I should be able to verify with my own eyes how cypher technology works.
Otherwise I'm trusting my security to somebody's black box.
I should be able to write my own and test that it interacts with someone
else's the way it's supposed to. I should be able to monitor the
communications between my copy of a cypher product and some other, and
verify that they're doing the things people say they are.
Besides, I'd like to carry the crypto basics in my head "just in case."
To these ends, I'd like cypher software that is as easy to read and
understand and trust as possible. I'd like to start with a distilled PGP.

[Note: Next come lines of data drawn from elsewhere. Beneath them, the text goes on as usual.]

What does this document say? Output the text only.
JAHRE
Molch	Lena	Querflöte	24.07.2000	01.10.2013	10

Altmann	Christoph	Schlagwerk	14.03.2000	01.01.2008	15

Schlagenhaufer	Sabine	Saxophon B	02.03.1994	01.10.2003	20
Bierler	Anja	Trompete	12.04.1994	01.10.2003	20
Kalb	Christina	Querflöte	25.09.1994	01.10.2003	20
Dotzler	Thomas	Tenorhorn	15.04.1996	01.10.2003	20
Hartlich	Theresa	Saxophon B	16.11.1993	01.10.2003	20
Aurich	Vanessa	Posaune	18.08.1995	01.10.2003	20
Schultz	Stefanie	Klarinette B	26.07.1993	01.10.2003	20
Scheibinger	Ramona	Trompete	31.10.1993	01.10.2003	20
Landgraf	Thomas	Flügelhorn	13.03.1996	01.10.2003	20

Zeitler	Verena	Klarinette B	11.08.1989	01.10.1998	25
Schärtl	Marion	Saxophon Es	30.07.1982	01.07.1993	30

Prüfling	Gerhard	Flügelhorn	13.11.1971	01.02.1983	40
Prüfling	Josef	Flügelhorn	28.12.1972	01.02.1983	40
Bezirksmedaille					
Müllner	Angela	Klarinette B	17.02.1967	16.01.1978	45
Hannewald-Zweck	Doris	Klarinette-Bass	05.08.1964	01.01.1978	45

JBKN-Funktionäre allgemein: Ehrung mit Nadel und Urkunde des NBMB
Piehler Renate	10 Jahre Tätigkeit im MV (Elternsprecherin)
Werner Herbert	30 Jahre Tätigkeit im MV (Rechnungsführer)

Does this list cover the heart chambers of PGP? (Not to devalue the rest):
RSA
IDEA
The signature algorithm (MD5?)
128 bits?
Is that based on RSA?
A cryptostrong pseudorandom # generator?
Is this based on RSA?
Something that takes keystroke delays (real, but not so good,
random numbers) and makes real good random numbers?
Is this based on RSA?
A data compression algorithm (some variation of LZW?)
A binary<-->ascii translator
RSA seems to depend on doing modulo-multiply on big integers. What are the
relative speeds of the different modmults in PGP (modulo processor speed)...
the simplest C version
the fastest C version
the fastest assembler version on the processor where it matters least
the fastest assembler version on the processor where it matters most?
Given the time to do modmult, couldn't all the rest (including modexp) be
done in an interpreter that had big ints and modmult as a primitive?
What's the formula for RSA again?
out = in * something ^ somethingelse mod yetanother??
I know it can't be, because the key is only one number.
What is/are the basic primitive(s) for IDEA?
-fnerd
"Computer software must not only work, it must also appear to work."